Алексей Петрович даже и не заметил, что предполагаемый диалог с Горьким построил по Гоголю.
Проходила минута за минутой, а дело не подвигалось ни на шаг.
«Ну чего ты пыжишься, друг мой Лешка? – думал Алексей Петрович, уныло марая листок бумаги „вечным пером“. – Ведь ты так хотел быть принятым в писательскую элиту, встать вровень с признанными корифеями русской литературы… Наконец, это – жизнь, реальность сегодняшнего дня, свидетельство твоего роста. А форма, в какой эта реальность выражается, другой быть и не может. И Гоголь мог состояться в тогдашних условиях исключительно как писатель русский, но не как украинский; и Горький мог выбиться „в люди“ только в качестве мещанина, изумленного многообразием мещанского бытия. Да и сегодня ни казах, ни татарин, ни тот же украинец, ни тем более еврей, не могут состояться как писатели вне русской литературы. Другое дело, что факт сей почему-то стыдливо замалчивается, хотя стыдного в этом ничего нет, а стыдно называть себя русским писателем лишь на том основании, что пишешь по-русски».

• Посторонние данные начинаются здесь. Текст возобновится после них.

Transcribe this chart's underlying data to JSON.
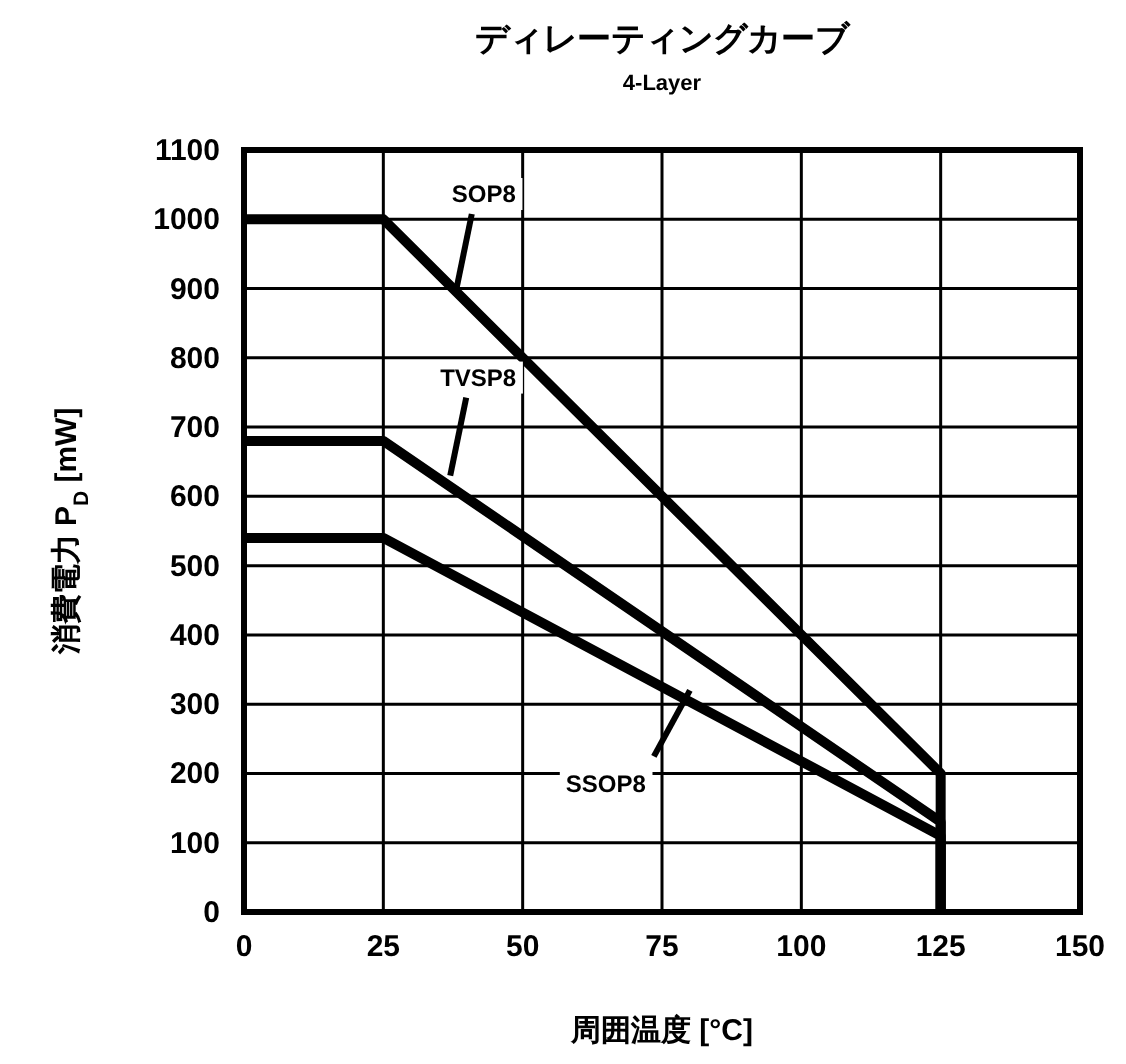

Рассердившись на себя за бесплодные мысли, Алексей Петрович решительно придвинул к себе книгу, раскрыл ее и прямо набело накидал все тем же размашистым почерком: «Максиму Горькому – с изумлением и наилучшими пожеланиями. А. Задонов.» Подумал и перед предлогом «с» поставил длинное – горьковское – тире. Хохотнул, довольный, и сразу же все сомнения остались позади. Однако отметил не без удивления: «Как же важно точно найденное слово! И слово-то – так себе, зато вполне к месту и ко времени». Правда, чуть позже шевельнулась-таки мыслишка, что мелко это и пошло, – особенно тире, – но мыслишка была мимолетной, душу его не смутила: себя Алексей Петрович прощал все чаще, других прощать не научился.